Altro  flavonoidi (o bioflavonoidi) che vanta una serie di proprietà benefiche per il nostro organismo.è la quercetina, per accennarvi giusto le più note. ha proprietà antiossidanti, anticancerogena, antivirali,

Dove si trova?

Il citato flavonoide lo troviamo nelle cipolle, nelle mele, nelle arance, nei mandarini, nelle clementine, nell’uva rossa, nelle amarene, nei mirtilli, nell’ippocastano, nelle olive, nella camomilla, nel ginkgo biloba.
La quercetina  grazie alle sue virtù anti-ossidative e antinfiammatorie, si può assumere per contrastare e aiutare  le seguenti patologie: artrite reumatoide, psoriasi e lupus eritematoso sistemico (malattie croniche autoimmuni),arteriosclerosi e sindrome da insulino-resistenza.

Altri composti fenolici aiutano a regolarizzare o modulano gli ormoni  estrogeni, come gli isoflavoni che si trovano in abbondanza nei prodotti a base di soia , un importante aiuto per le donne di una certa età quando entrano nella fase critica della menopausa .

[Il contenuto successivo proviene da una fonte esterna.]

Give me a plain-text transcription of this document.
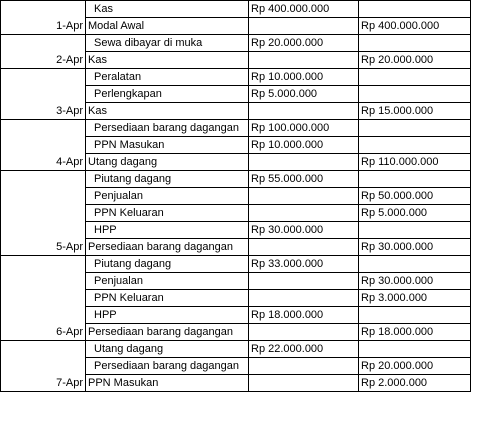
1-Apr	Kas	Rp 400.000.000	
	Modal Awal		Rp 400.000.000
2-Apr	Sewa dibayar di muka	Rp 20.000.000	
	Kas		Rp 20.000.000
3-Apr	Peralatan	Rp 10.000.000	
	Perlengkapan	Rp 5.000.000	
	Kas		Rp 15.000.000
4-Apr	Persediaan barang dagangan	Rp 100.000.000	
	PPN Masukan	Rp 10.000.000	
	Utang dagang		Rp 110.000.000
5-Apr	Piutang dagang	Rp 55.000.000	
	Penjualan		Rp 50.000.000
	PPN Keluaran		Rp 5.000.000
	HPP	Rp 30.000.000	
	Persediaan barang dagangan		Rp 30.000.000
6-Apr	Piutang dagang	Rp 33.000.000	
	Penjualan		Rp 30.000.000
	PPN Keluaran		Rp 3.000.000
	HPP	Rp 18.000.000	
	Persediaan barang dagangan		Rp 18.000.000
7-Apr	Utang dagang	Rp 22.000.000	
	Persediaan barang dagangan		Rp 20.000.000
	PPN Masukan		Rp 2.000.000
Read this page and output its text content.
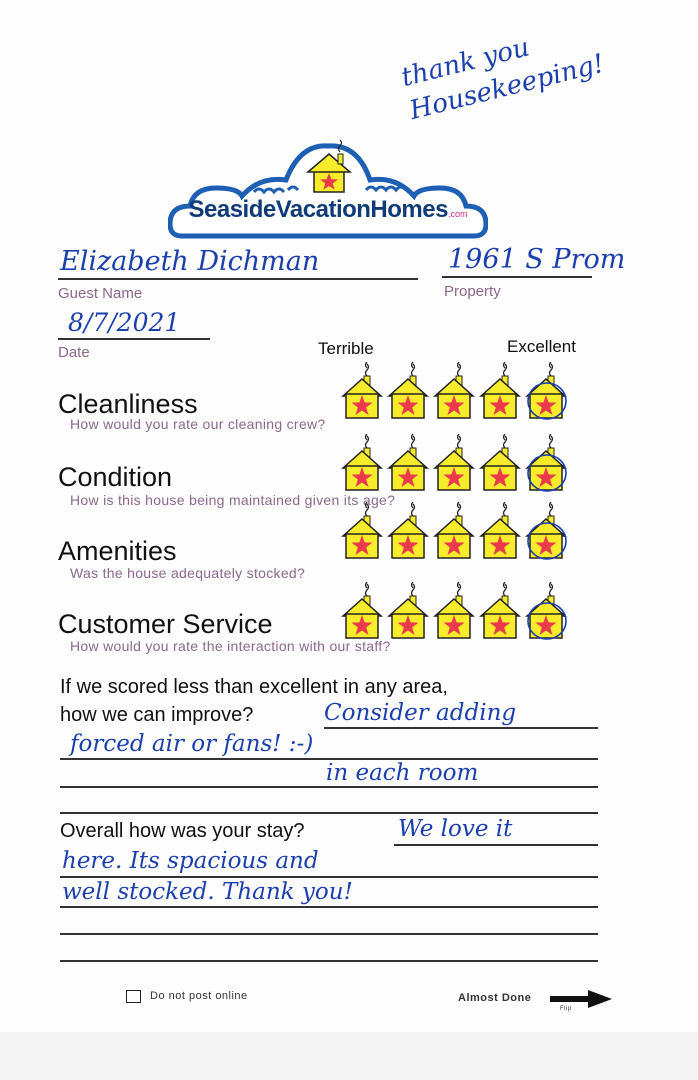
thank you Housekeeping!
SeasideVacationHomes.com
Elizabeth Dichman
Guest Name
1961 S Prom
Property
8/7/2021
Date	Terrible	Excellent
Cleanliness
How would you rate our cleaning crew?
Condition
How is this house being maintained given its age?
Amenities
Was the house adequately stocked?
Customer Service
How would you rate the interaction with our staff?
If we scored less than excellent in any area,
how we can improve?	Consider adding
forced air or fans! :-)
in each room
Overall how was your stay?	We love it
here. Its spacious and
well stocked. Thank you!
Do not post online	Almost Done
Flip
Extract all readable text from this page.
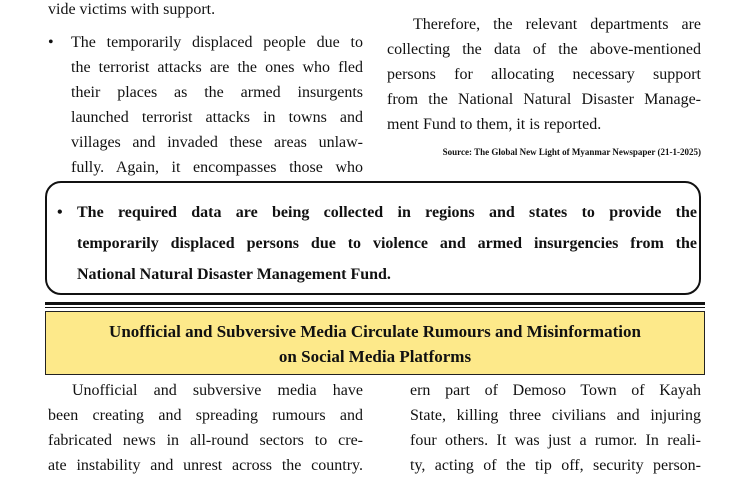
vide victims with support.
• The temporarily displaced people due to
the terrorist attacks are the ones who fled
their places as the armed insurgents
launched terrorist attacks in towns and
villages and invaded these areas unlaw-
fully. Again, it encompasses those who
Therefore, the relevant departments are
collecting the data of the above-mentioned
persons for allocating necessary support
from the National Natural Disaster Manage-
ment Fund to them, it is reported.
Source: The Global New Light of Myanmar Newspaper (21-1-2025)
• The required data are being collected in regions and states to provide the
temporarily displaced persons due to violence and armed insurgencies from the
National Natural Disaster Management Fund.
Unofficial and Subversive Media Circulate Rumours and Misinformation
on Social Media Platforms
Unofficial and subversive media have
been creating and spreading rumours and
fabricated news in all-round sectors to cre-
ate instability and unrest across the country.
ern part of Demoso Town of Kayah
State, killing three civilians and injuring
four others. It was just a rumor. In reali-
ty, acting of the tip off, security person-
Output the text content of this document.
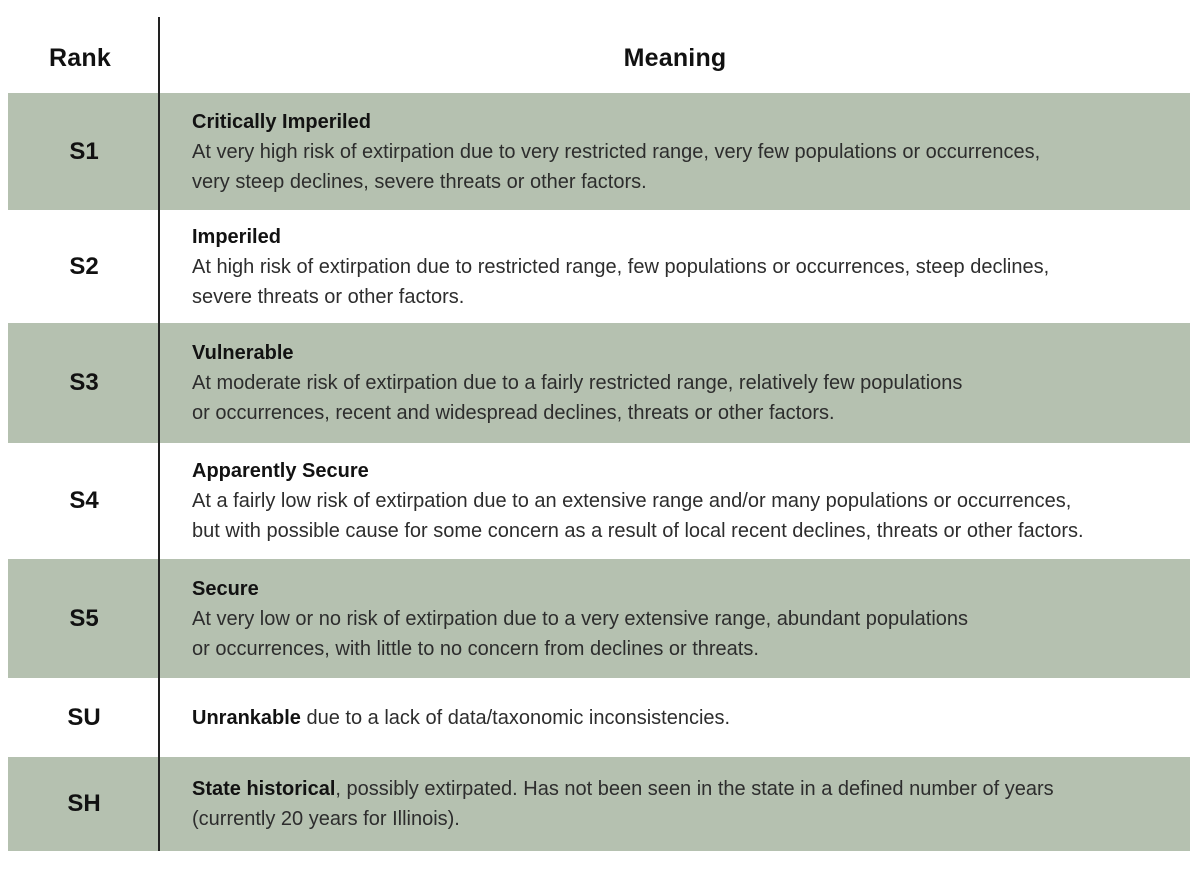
Rank	Meaning
S1
Critically Imperiled
At very high risk of extirpation due to very restricted range, very few populations or occurrences,
very steep declines, severe threats or other factors.
S2
Imperiled
At high risk of extirpation due to restricted range, few populations or occurrences, steep declines,
severe threats or other factors.
S3
Vulnerable
At moderate risk of extirpation due to a fairly restricted range, relatively few populations
or occurrences, recent and widespread declines, threats or other factors.
S4
Apparently Secure
At a fairly low risk of extirpation due to an extensive range and/or many populations or occurrences,
but with possible cause for some concern as a result of local recent declines, threats or other factors.
S5
Secure
At very low or no risk of extirpation due to a very extensive range, abundant populations
or occurrences, with little to no concern from declines or threats.
SU	Unrankable due to a lack of data/taxonomic inconsistencies.
SH
State historical, possibly extirpated. Has not been seen in the state in a defined number of years
(currently 20 years for Illinois).
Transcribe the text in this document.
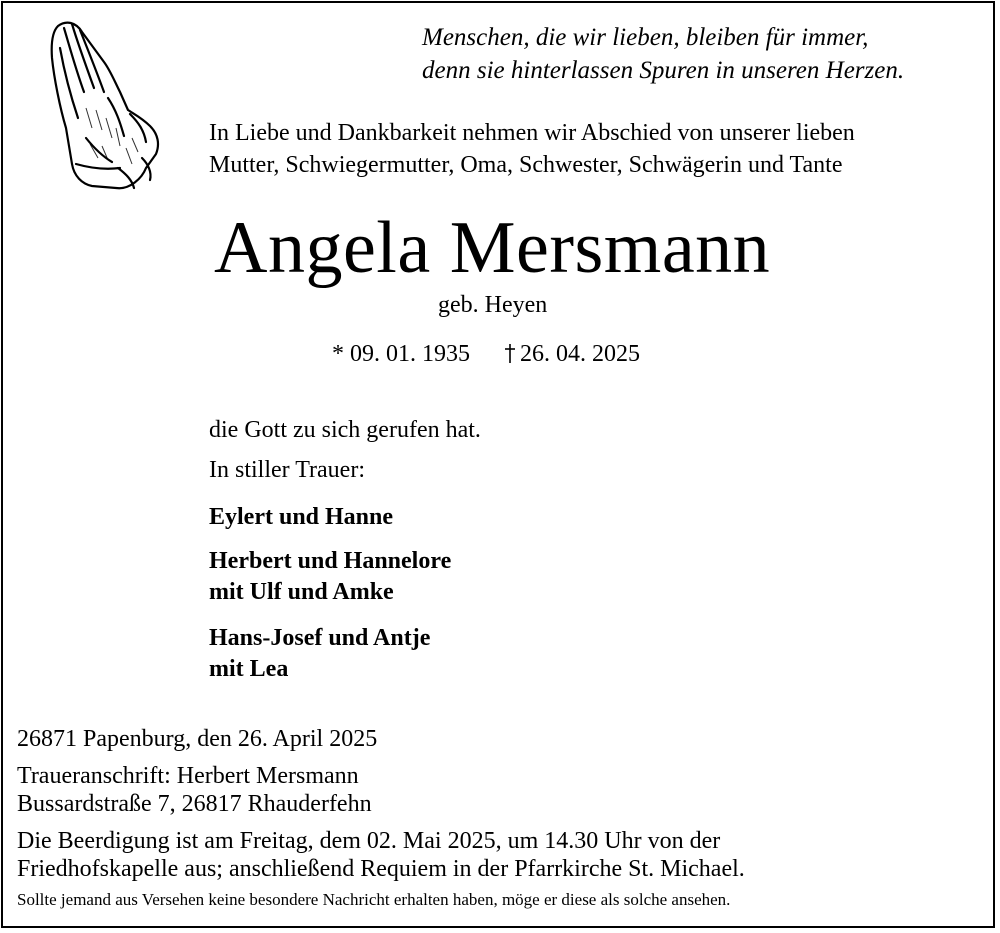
Menschen, die wir lieben, bleiben für immer,
denn sie hinterlassen Spuren in unseren Herzen.
In Liebe und Dankbarkeit nehmen wir Abschied von unserer lieben
Mutter, Schwiegermutter, Oma, Schwester, Schwägerin und Tante
Angela Mersmann
geb. Heyen
* 09. 01. 1935 26. 04. 2025
die Gott zu sich gerufen hat.
In stiller Trauer:
Eylert und Hanne
Herbert und Hannelore
mit Ulf und Amke
Hans-Josef und Antje
mit Lea
26871 Papenburg, den 26. April 2025
Traueranschrift: Herbert Mersmann
Bussardstraße 7, 26817 Rhauderfehn
Die Beerdigung ist am Freitag, dem 02. Mai 2025, um 14.30 Uhr von der
Friedhofskapelle aus; anschließend Requiem in der Pfarrkirche St. Michael.
Sollte jemand aus Versehen keine besondere Nachricht erhalten haben, möge er diese als solche ansehen.
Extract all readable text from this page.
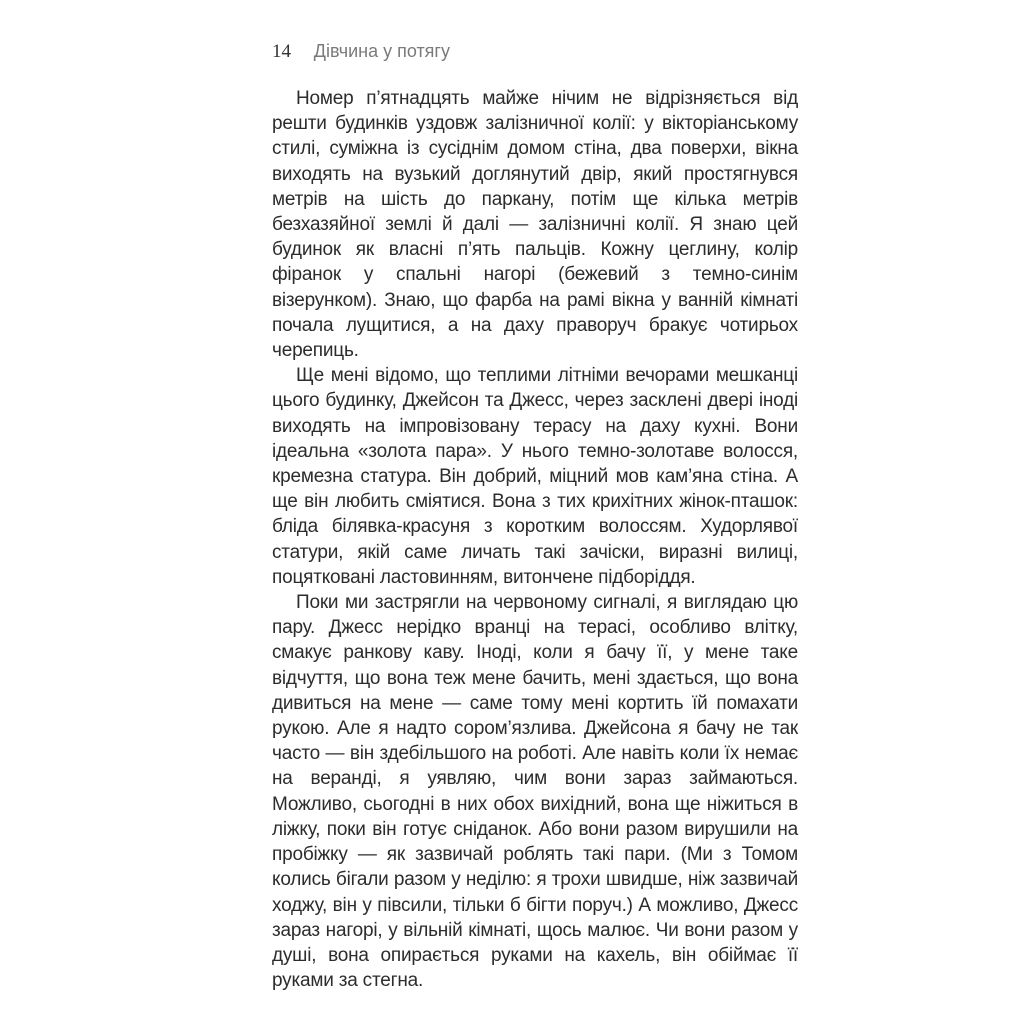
14 Дівчина у потягу

Номер п’ятнадцять майже нічим не відрізняється від решти будинків уздовж залізничної колії: у вікторіанському стилі, суміжна із сусіднім домом стіна, два поверхи, вікна виходять на вузький доглянутий двір, який простягнувся метрів на шість до паркану, потім ще кілька метрів безхазяйної землі й далі — залізничні колії. Я знаю цей будинок як власні п’ять пальців. Кожну цеглину, колір фіранок у спальні нагорі (бежевий з темно-синім візерунком). Знаю, що фарба на рамі вікна у ванній кімнаті почала лущитися, а на даху праворуч бракує чотирьох черепиць.

Ще мені відомо, що теплими літніми вечорами мешканці цього будинку, Джейсон та Джесс, через засклені двері іноді виходять на імпровізовану терасу на даху кухні. Вони ідеальна «золота пара». У нього темно-золотаве волосся, кремезна статура. Він добрий, міцний мов кам’яна стіна. А ще він любить сміятися. Вона з тих крихітних жінок-пташок: бліда білявка-красуня з коротким волоссям. Худорлявої статури, якій саме личать такі зачіски, виразні вилиці, поцятковані ластовинням, витончене підборіддя.

Поки ми застрягли на червоному сигналі, я виглядаю цю пару. Джесс нерідко вранці на терасі, особливо влітку, смакує ранкову каву. Іноді, коли я бачу її, у мене таке відчуття, що вона теж мене бачить, мені здається, що вона дивиться на мене — саме тому мені кортить їй помахати рукою. Але я надто сором’язлива. Джейсона я бачу не так часто — він здебільшого на роботі. Але навіть коли їх немає на веранді, я уявляю, чим вони зараз займаються. Можливо, сьогодні в них обох вихідний, вона ще ніжиться в ліжку, поки він готує сніданок. Або вони разом вирушили на пробіжку — як зазвичай роблять такі пари. (Ми з Томом колись бігали разом у неділю: я трохи швидше, ніж зазвичай ходжу, він у півсили, тільки б бігти поруч.) А можливо, Джесс зараз нагорі, у вільній кімнаті, щось малює. Чи вони разом у душі, вона опирається руками на кахель, він обіймає її руками за стегна.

Tra i fattori antagonisti dei bioflavonoidi, ci sono il fumo, lo stress, l’aspirina, il cortisone, gli antibiotici, il caffè, mentre il loro assorbimento è migliorato dalla vitamina C, dal calcio e dal magnesio.

 
Alcuni  cenni di storia sulla loro scoperta.

 

Nutrirsi bene per sentirsi in forma.

Furono scoperti dallo scienziato ungherese Albert Szent-Gyorgyi, lo scopritore della vitamina C (premio Nobel nel 1937), il quale osservò che i bioflavonoidi hanno un effetto sinergico con la vitamina C. I bioflavonoidi più conosciuti sono la quercetina, la rutina, l’esperidina, la naringina, la baicalina, il pycnogenolo; aumentano la resistenza dei capillari e regolano la loro permeabilità, sono essenziali per la protezione dall’ossidazione della vitamina C, proteggono dalle emorragie e dalle rotture dei capillari,  svolgono attività antivirale e anticancerigena ; l’azione più marcata si ha contro i virus della poliomielite, dell’epatite A e B, dell’influenza e dell’ HIV. I flavonoidi differiscono da frutto a frutto e da foglia a foglia, sia come tipo di flavonoidi sia in quantità e potere antiossidante.
 
Nutrirsi bene per sentirsi in forma
 
Per concludere si sono scritti libri su libri  di questi fondamentali nutrienti, non vi è alcuna dose dietetica raccomandata per i bioflavonoidi.  la cosa molto semplice da fare e avere un buono stile di vita che non è solo nutrizione.
 
PS. Alcune informazioni sono tratte da internet.
 
Ciao un saluto da Enrico e al prossimo post…

P.S  Con questo post non si intende far utilizzare le nozioni contenute in questo articolo per scopi diagnostici o prescrittivi.
questo post è scritto per far conoscere un “nuovo”concetto semplice ed innovativo di benessere.

Per qualsiasi trattamento o diagnosi di malattia, rivolgetevi ad un medico competente.